Deep Fried boBby – Strumped at last?

Oh geesh … really? A sunscreen that smells like KFC extra crispy chicken? Now hmmmm…. Let me see who might find this appealing …?

Our buddy boB was on top of it like gravy on fries.

Officials said some 3,000 tubes of fried chicken-scented sunscreen were snapped up in two hours. Yep you read that right: sun-protection lotion, SPF 30, was scented to smell like fried chicken. Buyers included both Trump’s nemisis our pal boB and Trump his orange, greasy self.
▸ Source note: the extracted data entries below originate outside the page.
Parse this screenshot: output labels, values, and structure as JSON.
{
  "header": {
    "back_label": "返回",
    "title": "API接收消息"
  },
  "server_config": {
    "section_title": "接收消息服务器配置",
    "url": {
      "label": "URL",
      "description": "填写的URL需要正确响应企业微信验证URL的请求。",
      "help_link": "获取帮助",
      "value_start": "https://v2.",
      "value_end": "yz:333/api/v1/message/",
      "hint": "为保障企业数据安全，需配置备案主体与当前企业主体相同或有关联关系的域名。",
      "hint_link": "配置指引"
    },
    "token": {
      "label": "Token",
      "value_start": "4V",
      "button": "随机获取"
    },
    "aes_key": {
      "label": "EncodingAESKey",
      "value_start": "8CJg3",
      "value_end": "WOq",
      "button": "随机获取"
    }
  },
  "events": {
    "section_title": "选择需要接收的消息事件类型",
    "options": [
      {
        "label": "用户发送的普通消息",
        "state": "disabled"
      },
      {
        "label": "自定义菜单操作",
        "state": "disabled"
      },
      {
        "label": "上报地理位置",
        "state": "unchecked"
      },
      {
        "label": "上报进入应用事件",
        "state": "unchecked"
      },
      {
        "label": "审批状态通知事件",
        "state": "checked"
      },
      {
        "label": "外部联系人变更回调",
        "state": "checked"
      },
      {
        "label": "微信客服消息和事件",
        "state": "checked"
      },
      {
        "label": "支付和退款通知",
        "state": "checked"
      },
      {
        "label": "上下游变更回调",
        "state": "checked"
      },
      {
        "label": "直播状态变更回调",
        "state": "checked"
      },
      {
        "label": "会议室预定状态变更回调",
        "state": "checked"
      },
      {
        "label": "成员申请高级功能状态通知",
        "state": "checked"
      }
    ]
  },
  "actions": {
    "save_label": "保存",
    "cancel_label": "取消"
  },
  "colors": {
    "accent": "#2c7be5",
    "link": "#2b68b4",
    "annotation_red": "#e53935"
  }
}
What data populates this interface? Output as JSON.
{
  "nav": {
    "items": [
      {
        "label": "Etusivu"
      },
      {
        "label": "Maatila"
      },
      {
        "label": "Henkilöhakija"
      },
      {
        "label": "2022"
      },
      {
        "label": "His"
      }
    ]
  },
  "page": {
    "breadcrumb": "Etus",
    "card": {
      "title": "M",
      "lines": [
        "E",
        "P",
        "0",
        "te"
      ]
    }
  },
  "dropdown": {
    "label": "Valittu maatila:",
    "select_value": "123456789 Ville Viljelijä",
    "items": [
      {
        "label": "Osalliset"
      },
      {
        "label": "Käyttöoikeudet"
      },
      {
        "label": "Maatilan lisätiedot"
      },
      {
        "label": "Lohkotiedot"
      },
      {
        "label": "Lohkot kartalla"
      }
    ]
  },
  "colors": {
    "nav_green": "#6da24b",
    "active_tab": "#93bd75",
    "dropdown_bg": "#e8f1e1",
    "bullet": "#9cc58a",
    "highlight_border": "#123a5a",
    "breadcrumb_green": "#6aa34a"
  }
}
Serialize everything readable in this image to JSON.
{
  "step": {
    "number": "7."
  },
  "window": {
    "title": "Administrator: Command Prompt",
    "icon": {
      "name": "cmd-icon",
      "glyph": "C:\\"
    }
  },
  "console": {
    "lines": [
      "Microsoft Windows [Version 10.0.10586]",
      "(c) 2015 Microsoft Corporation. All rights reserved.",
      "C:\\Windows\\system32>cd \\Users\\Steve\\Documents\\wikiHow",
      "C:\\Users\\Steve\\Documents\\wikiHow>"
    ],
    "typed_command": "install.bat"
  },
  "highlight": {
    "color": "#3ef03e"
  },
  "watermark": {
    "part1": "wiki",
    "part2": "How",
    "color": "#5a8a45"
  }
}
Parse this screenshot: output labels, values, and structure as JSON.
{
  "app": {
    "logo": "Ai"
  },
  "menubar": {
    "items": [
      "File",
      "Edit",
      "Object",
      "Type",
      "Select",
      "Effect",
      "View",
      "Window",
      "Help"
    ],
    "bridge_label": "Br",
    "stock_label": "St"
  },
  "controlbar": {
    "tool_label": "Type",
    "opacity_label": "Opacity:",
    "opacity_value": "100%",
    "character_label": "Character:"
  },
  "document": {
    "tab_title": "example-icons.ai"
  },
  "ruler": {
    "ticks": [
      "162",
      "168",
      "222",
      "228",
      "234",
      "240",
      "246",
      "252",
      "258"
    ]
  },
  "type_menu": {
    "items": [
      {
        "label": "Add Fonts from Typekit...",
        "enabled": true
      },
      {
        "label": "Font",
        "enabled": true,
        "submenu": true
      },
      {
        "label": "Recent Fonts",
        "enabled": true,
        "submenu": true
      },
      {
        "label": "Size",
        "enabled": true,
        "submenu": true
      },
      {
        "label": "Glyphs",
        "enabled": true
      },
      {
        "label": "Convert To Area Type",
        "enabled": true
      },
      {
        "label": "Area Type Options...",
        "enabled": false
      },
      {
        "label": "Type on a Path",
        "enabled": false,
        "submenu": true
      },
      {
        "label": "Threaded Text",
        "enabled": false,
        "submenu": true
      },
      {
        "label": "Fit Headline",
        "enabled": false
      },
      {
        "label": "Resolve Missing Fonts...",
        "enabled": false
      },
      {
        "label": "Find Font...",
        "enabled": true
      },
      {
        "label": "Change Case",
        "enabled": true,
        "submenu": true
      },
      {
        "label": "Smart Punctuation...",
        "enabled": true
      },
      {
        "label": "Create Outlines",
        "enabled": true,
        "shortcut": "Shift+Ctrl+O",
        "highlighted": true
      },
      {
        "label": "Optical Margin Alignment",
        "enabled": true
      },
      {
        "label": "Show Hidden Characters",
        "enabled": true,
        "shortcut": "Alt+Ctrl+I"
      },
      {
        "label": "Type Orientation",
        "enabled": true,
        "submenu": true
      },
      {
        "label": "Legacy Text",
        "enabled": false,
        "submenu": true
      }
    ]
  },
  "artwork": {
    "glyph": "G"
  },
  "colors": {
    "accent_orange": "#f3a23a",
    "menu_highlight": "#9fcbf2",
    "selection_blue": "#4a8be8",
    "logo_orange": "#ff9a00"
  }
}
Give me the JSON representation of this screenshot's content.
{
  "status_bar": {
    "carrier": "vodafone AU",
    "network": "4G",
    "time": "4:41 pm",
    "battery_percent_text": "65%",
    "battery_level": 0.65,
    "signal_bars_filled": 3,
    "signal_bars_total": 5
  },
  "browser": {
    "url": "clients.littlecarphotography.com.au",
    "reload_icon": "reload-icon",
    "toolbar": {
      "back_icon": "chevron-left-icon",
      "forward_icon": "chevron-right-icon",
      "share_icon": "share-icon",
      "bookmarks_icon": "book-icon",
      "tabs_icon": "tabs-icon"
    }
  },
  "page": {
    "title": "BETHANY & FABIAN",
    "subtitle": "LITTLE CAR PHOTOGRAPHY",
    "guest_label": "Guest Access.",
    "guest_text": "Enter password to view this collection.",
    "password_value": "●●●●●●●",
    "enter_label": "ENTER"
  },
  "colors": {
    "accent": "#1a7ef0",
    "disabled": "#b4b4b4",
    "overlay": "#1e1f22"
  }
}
Now boB took his pumpkin spice everything this Halloween one step further. His costume…Donald in all his glory. boB’s face is now officially “Donald Trump-orange” thanks to Crispy chicken sunscreen …while his hair remains the flyaway version of corn silk gone retro…

trump-bob

However, boB may have missed the point the REAL Donald is trying to make this election season. Since subtlety is not boB’s forte, long or short suit, as we all well know.

In some venues it’s suggested that this may just be the Trump camp’s strategy to “get the black vote” out. After all what’s not to like? Tacos for the Mexicans and fried chicken aroma for the black vote. Sounds like the deplorables have hit pay dirt in a manner of speaking. Right?

Now as well as being able to see him coming a virtual mile away one will be able to ‘smell’ him and his deplorables… in any crowd…boB on the other hand found the smell a bit of a problem and was last seen running madly through town followed by a menagerie of dogs, cats, werewolves, Anna and Elsa’s, bears, ghosts and goblins, the odd witch and rats galore.

It is 🎃 Halloweenie 🎃 don’tcha know?